The Honor and Glory of the Lord's Name (continued)
The next things we find about Gideon was his industry or his industriousness. Gideon was threshing out corn in the winepress to hide it from the Mideonites. Very little seemed possible most people had fled to caves and holes; very little seemed possible. Looking out on the situation the question might have been asked, "Oh, what can be done? We can't do anything!" And because of the situation destroying them and saying, "Well, it is no use looking out on the situation." The question might have been asked, "Oh what can be done?" We can't do anything and because of the situation just going back and saying it is of no use. No use trying to touch this.

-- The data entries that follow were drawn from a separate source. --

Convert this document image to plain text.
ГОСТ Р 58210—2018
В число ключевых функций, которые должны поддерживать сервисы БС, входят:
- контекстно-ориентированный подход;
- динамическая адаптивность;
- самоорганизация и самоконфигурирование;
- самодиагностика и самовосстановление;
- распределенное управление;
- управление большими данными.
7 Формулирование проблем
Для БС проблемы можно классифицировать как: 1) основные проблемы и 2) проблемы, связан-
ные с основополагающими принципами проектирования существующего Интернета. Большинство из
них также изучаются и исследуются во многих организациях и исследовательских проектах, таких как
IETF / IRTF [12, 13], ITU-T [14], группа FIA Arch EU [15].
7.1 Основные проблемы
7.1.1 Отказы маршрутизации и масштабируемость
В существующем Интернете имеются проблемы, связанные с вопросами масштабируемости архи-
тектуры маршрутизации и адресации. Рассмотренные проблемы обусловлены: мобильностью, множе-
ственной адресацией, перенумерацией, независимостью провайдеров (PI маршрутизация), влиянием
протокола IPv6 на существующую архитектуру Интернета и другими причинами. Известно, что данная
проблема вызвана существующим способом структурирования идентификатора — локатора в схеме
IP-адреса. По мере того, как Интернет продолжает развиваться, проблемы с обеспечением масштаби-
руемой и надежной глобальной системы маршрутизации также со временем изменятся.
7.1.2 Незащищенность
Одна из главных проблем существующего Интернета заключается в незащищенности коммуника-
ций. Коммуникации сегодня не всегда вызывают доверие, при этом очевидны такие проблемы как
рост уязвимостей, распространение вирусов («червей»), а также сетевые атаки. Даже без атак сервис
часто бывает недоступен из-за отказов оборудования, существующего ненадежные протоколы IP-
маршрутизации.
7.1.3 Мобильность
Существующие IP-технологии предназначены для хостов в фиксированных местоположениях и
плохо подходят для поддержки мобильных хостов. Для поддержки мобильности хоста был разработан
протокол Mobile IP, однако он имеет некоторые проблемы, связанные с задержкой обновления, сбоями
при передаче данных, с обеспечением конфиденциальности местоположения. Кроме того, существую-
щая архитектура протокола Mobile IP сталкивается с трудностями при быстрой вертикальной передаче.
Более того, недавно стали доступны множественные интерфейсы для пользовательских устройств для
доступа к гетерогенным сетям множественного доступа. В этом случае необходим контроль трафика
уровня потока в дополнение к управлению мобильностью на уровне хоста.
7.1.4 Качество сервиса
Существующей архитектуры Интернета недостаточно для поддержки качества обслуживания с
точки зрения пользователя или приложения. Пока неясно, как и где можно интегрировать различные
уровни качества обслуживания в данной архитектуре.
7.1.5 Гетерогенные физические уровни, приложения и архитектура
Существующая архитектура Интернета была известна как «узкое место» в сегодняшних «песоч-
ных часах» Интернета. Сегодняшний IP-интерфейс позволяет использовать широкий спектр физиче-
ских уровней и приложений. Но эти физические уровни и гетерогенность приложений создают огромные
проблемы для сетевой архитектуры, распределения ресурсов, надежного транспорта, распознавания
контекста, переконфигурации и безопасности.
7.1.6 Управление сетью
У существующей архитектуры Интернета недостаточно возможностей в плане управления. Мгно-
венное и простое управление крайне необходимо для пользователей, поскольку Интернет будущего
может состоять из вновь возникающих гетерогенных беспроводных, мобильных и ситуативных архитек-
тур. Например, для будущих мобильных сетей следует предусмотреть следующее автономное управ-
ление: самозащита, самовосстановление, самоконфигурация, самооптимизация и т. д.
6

The enemy has got so strongly entrenched, so widely spread over, there is so little for the Lord and so little to be done. Paralyzed and impotent because of the apparent impossibility of doing anything. But Gideon was not so. Not much could be done but Gideon set himself to do even the least that could be done. He did not give up, he did not abandon it all. He gave himself to doing what could be done. As he looked out on the situation so difficult, so hard, he said, "Well, at least, at least I can beat out some corn here up in this corner. At least I can do something a little over against this situation." The Lord took note of that. You see it was right there over against the winepress where Gideon was doing that that the Lord came and looked on. I wonder if it was because of that that the Lord said, "The Lord is with thee, thou mighty man of valor". I am certain the Lord is with no slothful person. Diligence is a very great thing with the Lord. "Not slothful in business," says the apostle. Fervent in spirit, serving the Lord though that may be in a very limited and cramped capacity. It is the spirit that the Lord looks upon and it was the spirit of Gideon which was doing all that could be done, however little that might be. The Lord takes note of that my dear friends. See, a gesture is enough with the Lord; whether you make for the armchair directly you enter the room, that's enough, the Lord does not look in that. You see what I mean, I do not mean that literally. It is a gesture. Whether you are inclined to be a shirker, to evade, to get out of, to skirt around some responsibility or whether you are alive or alert for anything. The Lord takes note of gestures. "The Lord looked upon him." The margin says, "The Lord turned toward him." Further, Gideon's concern for others of course it is a part of what we have just said, concerned for others. He looked and he says, "My, these people are starving, the enemy is taking away their bread, their food. The enemy is doing all he can to see that these people are undernourished, underfed and so weakened that they will never be able to lift a hand for their own salvation, deliverance." And Gideon had a real concern about the starved state of other people, their needy condition, others, others.
You know how much Paul has to say about that, "look not every man on his own things, but on the things of others". The outward look.